With the news of McClatchy filing bankruptcy yesterday, we hardly had time at The Paso Robles Press and The Atascadero news to even take notice. Sure, I saw the news on sanluisobispo.com first thing this morning, but really wasn’t something newsworthy enough to read into very far because their stock prices, pension woes, and debt were more than any company would be able to overcome without a federal buyout.


So, Chapter 11 it was for McClatchy. As a business owner, I realize that their problems were more than just a local issue, a print issue, or a content issue — the company made a massive purchase of Knight Ridder in 2006, right before the market crashed in 2007 and the company as a whole never really recovered from the debt load. Unlike The New York Times, which has been able to figure out how to remain relevant to its readers and profitable, McClatchy was forced to gut its staff and continually reduce its ability to remain either relevant or profitable.

When the news broke, I went online to read about it. I tried to go to the source and read right off the Tribune site but hit a paywall and was asked for two bucks to read any further than the headline. So I got info elsewhere.

What entertained me the most is how McClatchy was reportedly going about business as usual. Given the track record, nothing should be more concerning to stakeholders than McClatchy running business as usual.

The other note I read spoke to McClatchy’s intent to shed print costs and speed shift to digital. That statement struck me as the admission of what many have already predicted — the final days of the Tribune’s printed version.

We all saw this coming.

While newspapers around California have found their equilibrium, with robust editions circulating around California with stately grace, it was hard not to notice the sad state of McClatchy pubs, even in the headquarter neighborhood of Sacramento where the Bee had no buzz.

So with the state of newspapers, my wife and I ventured to bring The Paso Robles Press and The Atascadero News back to esteem because unlike McClatchy, we are able to run a relevant and profitable company. We currently employ nine local residents, provide freelance work for dozens of local writers, photographers, and designers, providing print to 60,000 addresses from San Miguel to Avila Beach.

When we stabilized the local newspapers, I reflected on the industry. Trib was on life support, but there was a decisive difference between the casualties of the recession and the survivors thriving companies that have built services that add value to their communities and connect their readers with events, business, information, and the facts that give democracy a slight edge over the competition.

The next generation of print is being born, and it has seven heads — the black stuff on the white pages are anything but dead.
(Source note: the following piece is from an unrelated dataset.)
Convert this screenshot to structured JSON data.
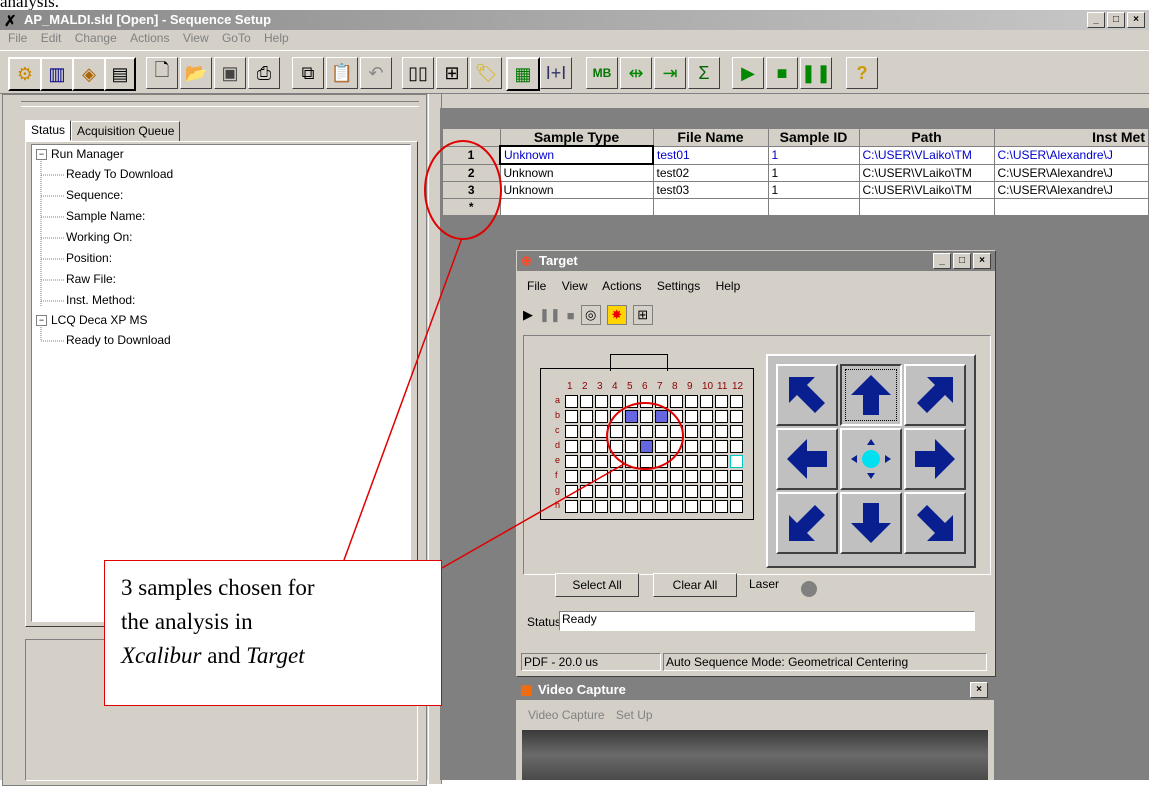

And you know because you read this far. We are there with you, sharing your voice, telling your story, and keeping your community history like nothing else ever will.

Print is the trunk of the storytelling tree. If it dies, it all dies. But it is anything but dead.

The next generation of history is being written right now, and the word will be there to inspire and uplift, intrigue and explain, question and answer.

As a company, we operate like a startup and are as limber as we are strong. We operate one of the largest print networks in California, right here in Paso Robles and Atascadero. We also run the most popular news sites in the Paso Robles and Atascadero areas.

It’s possible we are weeks away from being the last local newspapers printing at least once a week, but that is just a fraction of our business.

While it’s a fraction of what we do, it is probably the most important thing we do for the community.

I’d love to say we are unbiased, but we aren’t. We are biased against all unethical behavior that corrupts our communities, from local city councils to school boards, police departments and sheriff’s offices, real estate deals and misinformation campaigns.

It’s the journalists who are bringing cold cases to life, and journalists who are reminding politicians that we see you. It all starts with good print, no matter where it ends up — radio, television, podcasts, internet broadcasting, and more.

I’m not going to predict the future of news, but I can tell you we are seeing it happen and it is exciting. The next phase will be the distinction between the fake news and the real news, and on that, we already have the lead.

How do we know? Because we have readers smart enough to read this far, and publishers smart enough to know that.

So, for the foreseeable future, we’ll keep doing what we do … Making Communities Better Through Print, and leading the online news market with the best news fit to share.